ARTICLE 5 - FINANCIAL
Section A. All funds of the Association shall be deposited to the credit of the Association in such banks, trust companies or other depositories, as the Board of Directors shall select from time to time.
Section B. The Board of Directors may accept, on behalf of the Association, any donation, contribution, gift, bequest or devise for any general or special purpose of the Association.
Section C. The Board of Directors shall adopt written "Financial Controls and Procedures" to regulate the receipt, disbursement and safekeeping of the Association's money including, without limitation, authority to sign checks or contracts and authority to approve expenditures.
Section D. At the end of each year, the outgoing Board of Directors shall appoint one or more individuals who are not then Directors of the Association, to review and validate that the Association's financial records for the year then ending are in accordance with these bylaws and the Financial Controls and Procedures adopted pursuant to this Article 5. The results of the review shall be presented in writing to the new Board of Directors as soon as possible the following year.
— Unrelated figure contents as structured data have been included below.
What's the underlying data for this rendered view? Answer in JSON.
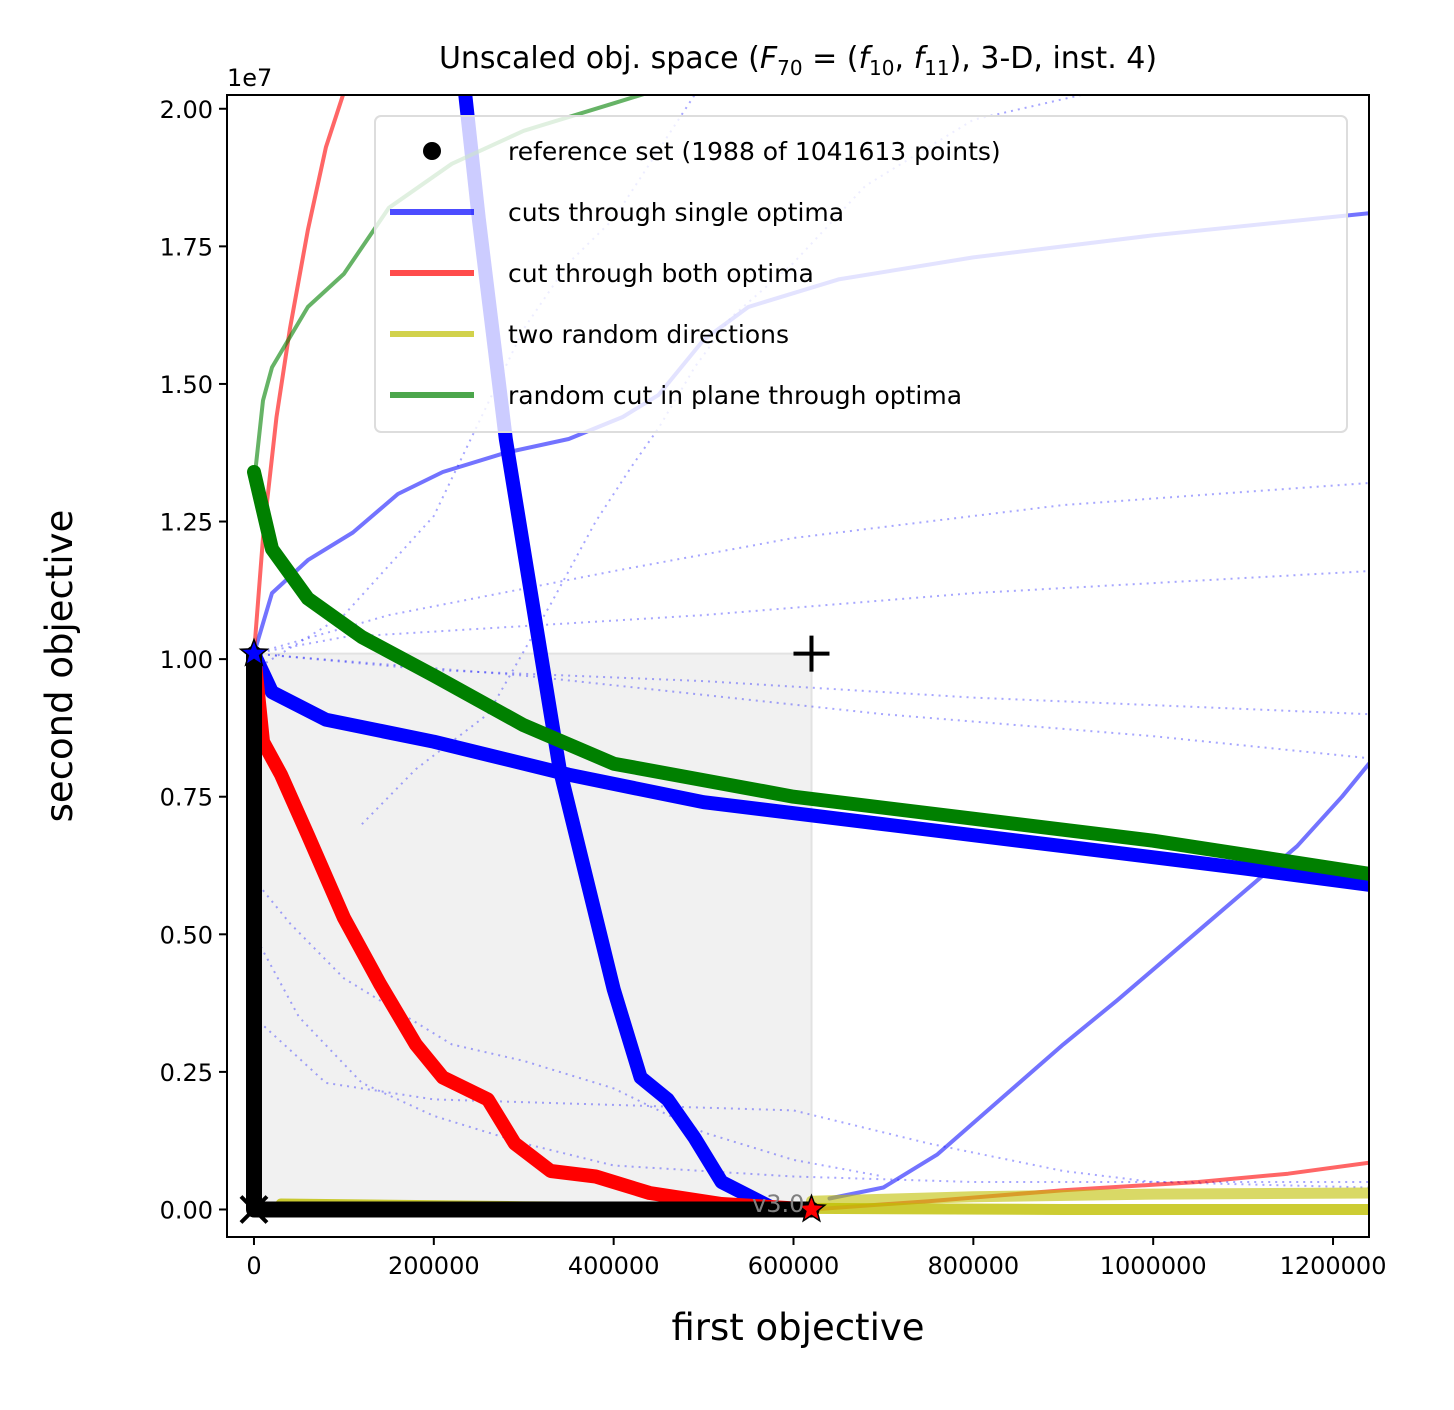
{
  "chart_data": {
    "type": "line",
    "title_parts": [
      "Unscaled obj. space (",
      "F",
      "70",
      " = (",
      "f",
      "10",
      ", ",
      "f",
      "11",
      "), 3-D, inst. 4)"
    ],
    "xlabel": "first objective",
    "ylabel": "second objective",
    "y_offset_text": "1e7",
    "version_text": "v3.0",
    "xlim": [
      -30000,
      1240000
    ],
    "ylim": [
      -500000,
      20250000
    ],
    "x_ticks": [
      0,
      200000,
      400000,
      600000,
      800000,
      1000000,
      1200000
    ],
    "x_tick_labels": [
      "0",
      "200000",
      "400000",
      "600000",
      "800000",
      "1000000",
      "1200000"
    ],
    "y_ticks": [
      0,
      2500000,
      5000000,
      7500000,
      10000000,
      12500000,
      15000000,
      17500000,
      20000000
    ],
    "y_tick_labels": [
      "0.00",
      "0.25",
      "0.50",
      "0.75",
      "1.00",
      "1.25",
      "1.50",
      "1.75",
      "2.00"
    ],
    "legend": [
      {
        "label": "reference set (1988 of 1041613 points)",
        "marker": "dot",
        "color": "#000000"
      },
      {
        "label": "cuts through single optima",
        "marker": "line",
        "color": "#0000ff"
      },
      {
        "label": "cut through both optima",
        "marker": "line",
        "color": "#ff0000"
      },
      {
        "label": "two random directions",
        "marker": "line",
        "color": "#bfbf00"
      },
      {
        "label": "random cut in plane through optima",
        "marker": "line",
        "color": "#008000"
      }
    ],
    "legend_position": "top-right",
    "reference_box": {
      "x": [
        0,
        620000
      ],
      "y": [
        0,
        10100000
      ]
    },
    "markers": {
      "optimum_1": {
        "x": 0,
        "y": 10100000,
        "color": "#0000ff"
      },
      "optimum_2": {
        "x": 620000,
        "y": 0,
        "color": "#ff0000"
      },
      "reference_point": {
        "x": 620000,
        "y": 10100000
      },
      "ideal_point": {
        "x": 0,
        "y": 0
      }
    },
    "series": [
      {
        "group": "reference",
        "color": "#000000",
        "width": 16,
        "opacity": 1,
        "points": [
          [
            0,
            10100000
          ],
          [
            0,
            0
          ],
          [
            620000,
            0
          ]
        ]
      },
      {
        "group": "single",
        "color": "#0000ff",
        "width": 4,
        "opacity": 0.55,
        "points": [
          [
            0,
            10100000
          ],
          [
            20000,
            11200000
          ],
          [
            60000,
            11800000
          ],
          [
            110000,
            12300000
          ],
          [
            160000,
            13000000
          ],
          [
            210000,
            13400000
          ],
          [
            280000,
            13750000
          ],
          [
            350000,
            14000000
          ],
          [
            410000,
            14400000
          ],
          [
            450000,
            14800000
          ],
          [
            500000,
            15800000
          ],
          [
            550000,
            16400000
          ],
          [
            650000,
            16900000
          ],
          [
            800000,
            17300000
          ],
          [
            1000000,
            17700000
          ],
          [
            1240000,
            18100000
          ]
        ]
      },
      {
        "group": "single",
        "color": "#0000ff",
        "width": 4,
        "opacity": 0.55,
        "points": [
          [
            640000,
            200000
          ],
          [
            700000,
            400000
          ],
          [
            760000,
            1000000
          ],
          [
            830000,
            2000000
          ],
          [
            900000,
            3000000
          ],
          [
            960000,
            3800000
          ],
          [
            1010000,
            4500000
          ],
          [
            1060000,
            5200000
          ],
          [
            1110000,
            5900000
          ],
          [
            1160000,
            6600000
          ],
          [
            1210000,
            7500000
          ],
          [
            1240000,
            8100000
          ]
        ]
      },
      {
        "group": "single",
        "color": "#0000ff",
        "width": 14,
        "opacity": 1,
        "points": [
          [
            0,
            10100000
          ],
          [
            20000,
            9400000
          ],
          [
            80000,
            8900000
          ],
          [
            200000,
            8500000
          ],
          [
            350000,
            7900000
          ],
          [
            500000,
            7400000
          ],
          [
            700000,
            7000000
          ],
          [
            900000,
            6600000
          ],
          [
            1100000,
            6200000
          ],
          [
            1240000,
            5900000
          ]
        ]
      },
      {
        "group": "single",
        "color": "#0000ff",
        "width": 14,
        "opacity": 1,
        "points": [
          [
            230000,
            21000000
          ],
          [
            250000,
            18000000
          ],
          [
            265000,
            16000000
          ],
          [
            280000,
            14000000
          ],
          [
            300000,
            12000000
          ],
          [
            320000,
            10000000
          ],
          [
            340000,
            8000000
          ],
          [
            370000,
            6000000
          ],
          [
            400000,
            4000000
          ],
          [
            430000,
            2400000
          ],
          [
            460000,
            2000000
          ],
          [
            490000,
            1300000
          ],
          [
            520000,
            500000
          ],
          [
            580000,
            0
          ]
        ]
      },
      {
        "group": "both",
        "color": "#ff0000",
        "width": 4,
        "opacity": 0.6,
        "points": [
          [
            0,
            10100000
          ],
          [
            10000,
            12200000
          ],
          [
            25000,
            14400000
          ],
          [
            40000,
            16000000
          ],
          [
            60000,
            17800000
          ],
          [
            80000,
            19300000
          ],
          [
            100000,
            20300000
          ]
        ]
      },
      {
        "group": "both",
        "color": "#ff0000",
        "width": 4,
        "opacity": 0.6,
        "points": [
          [
            620000,
            0
          ],
          [
            750000,
            150000
          ],
          [
            900000,
            350000
          ],
          [
            1050000,
            500000
          ],
          [
            1150000,
            650000
          ],
          [
            1240000,
            850000
          ]
        ]
      },
      {
        "group": "both",
        "color": "#ff0000",
        "width": 14,
        "opacity": 1,
        "points": [
          [
            0,
            10100000
          ],
          [
            10000,
            8500000
          ],
          [
            30000,
            7900000
          ],
          [
            60000,
            6800000
          ],
          [
            100000,
            5300000
          ],
          [
            140000,
            4100000
          ],
          [
            180000,
            3000000
          ],
          [
            210000,
            2400000
          ],
          [
            260000,
            2000000
          ],
          [
            290000,
            1200000
          ],
          [
            330000,
            700000
          ],
          [
            380000,
            600000
          ],
          [
            440000,
            300000
          ],
          [
            520000,
            100000
          ],
          [
            620000,
            0
          ]
        ]
      },
      {
        "group": "random",
        "color": "#bfbf00",
        "width": 11,
        "opacity": 0.8,
        "points": [
          [
            30000,
            100000
          ],
          [
            300000,
            50000
          ],
          [
            620000,
            20000
          ],
          [
            900000,
            0
          ],
          [
            1240000,
            0
          ]
        ]
      },
      {
        "group": "random",
        "color": "#bfbf00",
        "width": 11,
        "opacity": 0.6,
        "points": [
          [
            620000,
            150000
          ],
          [
            800000,
            230000
          ],
          [
            1000000,
            280000
          ],
          [
            1240000,
            300000
          ]
        ]
      },
      {
        "group": "plane",
        "color": "#008000",
        "width": 4,
        "opacity": 0.6,
        "points": [
          [
            0,
            13200000
          ],
          [
            10000,
            14700000
          ],
          [
            20000,
            15300000
          ],
          [
            60000,
            16400000
          ],
          [
            100000,
            17000000
          ],
          [
            150000,
            18200000
          ],
          [
            220000,
            19000000
          ],
          [
            300000,
            19600000
          ],
          [
            400000,
            20100000
          ],
          [
            460000,
            20400000
          ]
        ]
      },
      {
        "group": "plane",
        "color": "#008000",
        "width": 14,
        "opacity": 1,
        "points": [
          [
            0,
            13400000
          ],
          [
            20000,
            12000000
          ],
          [
            60000,
            11100000
          ],
          [
            120000,
            10400000
          ],
          [
            200000,
            9700000
          ],
          [
            300000,
            8800000
          ],
          [
            400000,
            8100000
          ],
          [
            600000,
            7500000
          ],
          [
            800000,
            7100000
          ],
          [
            1000000,
            6700000
          ],
          [
            1240000,
            6100000
          ]
        ]
      },
      {
        "group": "dotted",
        "color": "#0000ff",
        "width": 2,
        "opacity": 0.35,
        "dotted": true,
        "points": [
          [
            0,
            10100000
          ],
          [
            100000,
            10400000
          ],
          [
            300000,
            10600000
          ],
          [
            500000,
            10800000
          ],
          [
            800000,
            11200000
          ],
          [
            1240000,
            11600000
          ]
        ]
      },
      {
        "group": "dotted",
        "color": "#0000ff",
        "width": 2,
        "opacity": 0.35,
        "dotted": true,
        "points": [
          [
            0,
            10100000
          ],
          [
            150000,
            10800000
          ],
          [
            400000,
            11600000
          ],
          [
            600000,
            12200000
          ],
          [
            900000,
            12800000
          ],
          [
            1240000,
            13200000
          ]
        ]
      },
      {
        "group": "dotted",
        "color": "#0000ff",
        "width": 2,
        "opacity": 0.35,
        "dotted": true,
        "points": [
          [
            0,
            10100000
          ],
          [
            200000,
            9800000
          ],
          [
            500000,
            9600000
          ],
          [
            800000,
            9300000
          ],
          [
            1240000,
            9000000
          ]
        ]
      },
      {
        "group": "dotted",
        "color": "#0000ff",
        "width": 2,
        "opacity": 0.35,
        "dotted": true,
        "points": [
          [
            0,
            10100000
          ],
          [
            300000,
            9700000
          ],
          [
            700000,
            9000000
          ],
          [
            1000000,
            8600000
          ],
          [
            1240000,
            8200000
          ]
        ]
      },
      {
        "group": "dotted",
        "color": "#0000ff",
        "width": 2,
        "opacity": 0.35,
        "dotted": true,
        "points": [
          [
            0,
            9800000
          ],
          [
            100000,
            10800000
          ],
          [
            200000,
            12600000
          ],
          [
            300000,
            16000000
          ],
          [
            350000,
            17200000
          ],
          [
            400000,
            18000000
          ],
          [
            500000,
            20500000
          ]
        ]
      },
      {
        "group": "dotted",
        "color": "#0000ff",
        "width": 2,
        "opacity": 0.35,
        "dotted": true,
        "points": [
          [
            120000,
            7000000
          ],
          [
            180000,
            8000000
          ],
          [
            260000,
            9000000
          ],
          [
            330000,
            11000000
          ],
          [
            380000,
            12500000
          ],
          [
            420000,
            13500000
          ],
          [
            450000,
            14200000
          ],
          [
            490000,
            15300000
          ],
          [
            530000,
            16200000
          ],
          [
            600000,
            17200000
          ],
          [
            680000,
            18600000
          ],
          [
            800000,
            19800000
          ],
          [
            960000,
            20400000
          ]
        ]
      },
      {
        "group": "dotted",
        "color": "#0000ff",
        "width": 2,
        "opacity": 0.35,
        "dotted": true,
        "points": [
          [
            0,
            5000000
          ],
          [
            50000,
            3500000
          ],
          [
            120000,
            2300000
          ],
          [
            200000,
            1700000
          ],
          [
            300000,
            1200000
          ],
          [
            400000,
            800000
          ],
          [
            600000,
            600000
          ],
          [
            800000,
            500000
          ],
          [
            1240000,
            500000
          ]
        ]
      },
      {
        "group": "dotted",
        "color": "#0000ff",
        "width": 2,
        "opacity": 0.35,
        "dotted": true,
        "points": [
          [
            0,
            3500000
          ],
          [
            80000,
            2300000
          ],
          [
            200000,
            2000000
          ],
          [
            400000,
            1900000
          ],
          [
            600000,
            1800000
          ],
          [
            750000,
            1200000
          ],
          [
            900000,
            700000
          ],
          [
            1000000,
            500000
          ],
          [
            1240000,
            400000
          ]
        ]
      },
      {
        "group": "dotted",
        "color": "#0000ff",
        "width": 2,
        "opacity": 0.35,
        "dotted": true,
        "points": [
          [
            0,
            6000000
          ],
          [
            40000,
            5200000
          ],
          [
            100000,
            4200000
          ],
          [
            160000,
            3600000
          ],
          [
            220000,
            3000000
          ],
          [
            300000,
            2700000
          ],
          [
            400000,
            2200000
          ],
          [
            500000,
            1400000
          ],
          [
            600000,
            900000
          ],
          [
            700000,
            600000
          ]
        ]
      }
    ]
  }
}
Section E. Any Member in good standing shall be entitled to receive, upon request, a copy of the most recent financial statements of the Association or the report of the results of the most recent financial review.
ARTICLE 6 - PROCEDURES
The Board of Directors will make available an official Handbook of Procedures each year to include general information and procedures for FLWGA golfing activities. Changes to the procedures should be approved by the Board. Any dispute regarding procedures should be resolved by the Board based on the information presented in the Handbook.
ARTICLE 7 - COMMITTEES
Section A. There shall be as many standing committees as are necessary for the Board to accomplish its objectives.
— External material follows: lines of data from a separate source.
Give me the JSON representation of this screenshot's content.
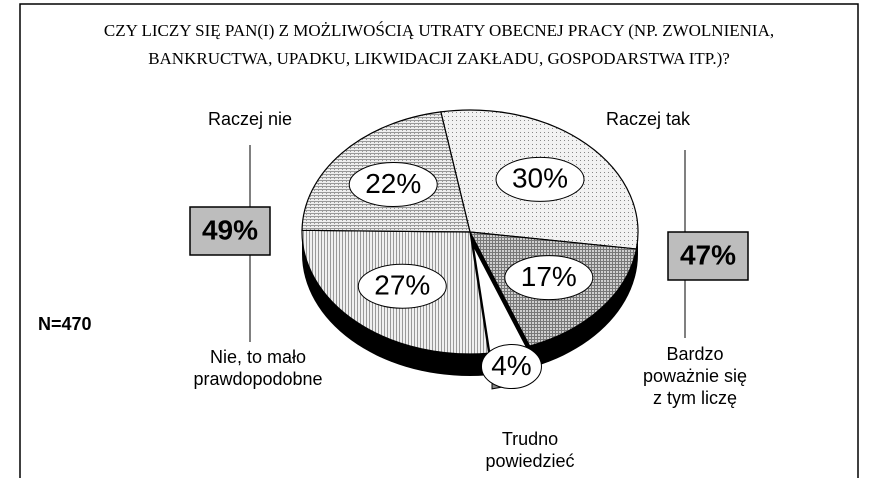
{
  "chart_data": {
    "type": "pie",
    "title": [
      "CZY LICZY SIĘ PAN(I) Z MOŻLIWOŚCIĄ UTRATY OBECNEJ PRACY (NP. ZWOLNIENIA,",
      "BANKRUCTWA, UPADKU, LIKWIDACJI ZAKŁADU, GOSPODARSTWA ITP.)?"
    ],
    "categories": [
      "Raczej tak",
      "Bardzo\npoważnie się\nz tym liczę",
      "Trudno\npowiedzieć",
      "Nie, to mało\nprawdopodobne",
      "Raczej nie"
    ],
    "values": [
      30,
      17,
      4,
      27,
      22
    ],
    "value_labels": [
      "30%",
      "17%",
      "4%",
      "27%",
      "22%"
    ],
    "colors": [
      "#e6e6e6",
      "#b8b8b8",
      "#ffffff",
      "#dcdcdc",
      "#d4d4d4"
    ],
    "groups": [
      {
        "value": 49,
        "label": "49%"
      },
      {
        "value": 47,
        "label": "47%"
      }
    ],
    "note": "N=470"
  }
}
Section B. Directors shall appoint committee chairpersons as needed and advise the Board.
Section C. All committees should have written guidelines outlining the scope of the committee’s authority and responsibilities.
ARTICLE 8 - RECORDS
Section A. Financial records of the Association shall be retained for a period of seven (7) years.
Section B. Historical records, including minutes of the Board meetings and of any Membership meetings shall be retained for a period of seven (7) years. The Secretary shall review records prior to destroying them for the purpose of preserving historical information, which might be useful to the Association.
Section C. Members, including past Members, are prohibited from disclosing any roster information of Members to non-members. Roster information is to be used only for FLWGA business.
ARTICLE 9 - AMENDMENTS TO BYLAWS
Section A. Any proposed amendment to the bylaws of this Association will be presented at either the annual meeting or a special meeting of the membership. If a meeting cannot take place in person due to unforeseen circumstances, the meeting may be conducted via electronic communication.
Section B. Minimum of fourteen (14) days notice is to be given of a proposal to alter, amend, or repeal the bylaws or to adopt new bylaws at such meeting. The details of the proposed changes will be sent via email to all Members along with the meeting notice. Members will be given an opportunity to question or discuss proposed changes either via email or at the in-person meeting.
Section C. Approval by 20% of the total membership plus a simple majority of the Directors shall be required for the passage of a proposed amendment. An option for electronic voting or paper ballots may be utilized if a decision by 20% of the membership cannot be reached at the meeting.
ARTICLE 10 - DISSOLUTION
Prior to Association dissolution and after all debts are satisfied, all property and assets shall be turned over to the VAFLCA.
ARTICLE 11 - SAFETY AND FINANCIAL LOSS
The FLWGA is not responsible for accidents of any nature, or financial injury/loss to any FLWGA Members or guests during a FLWGA activity.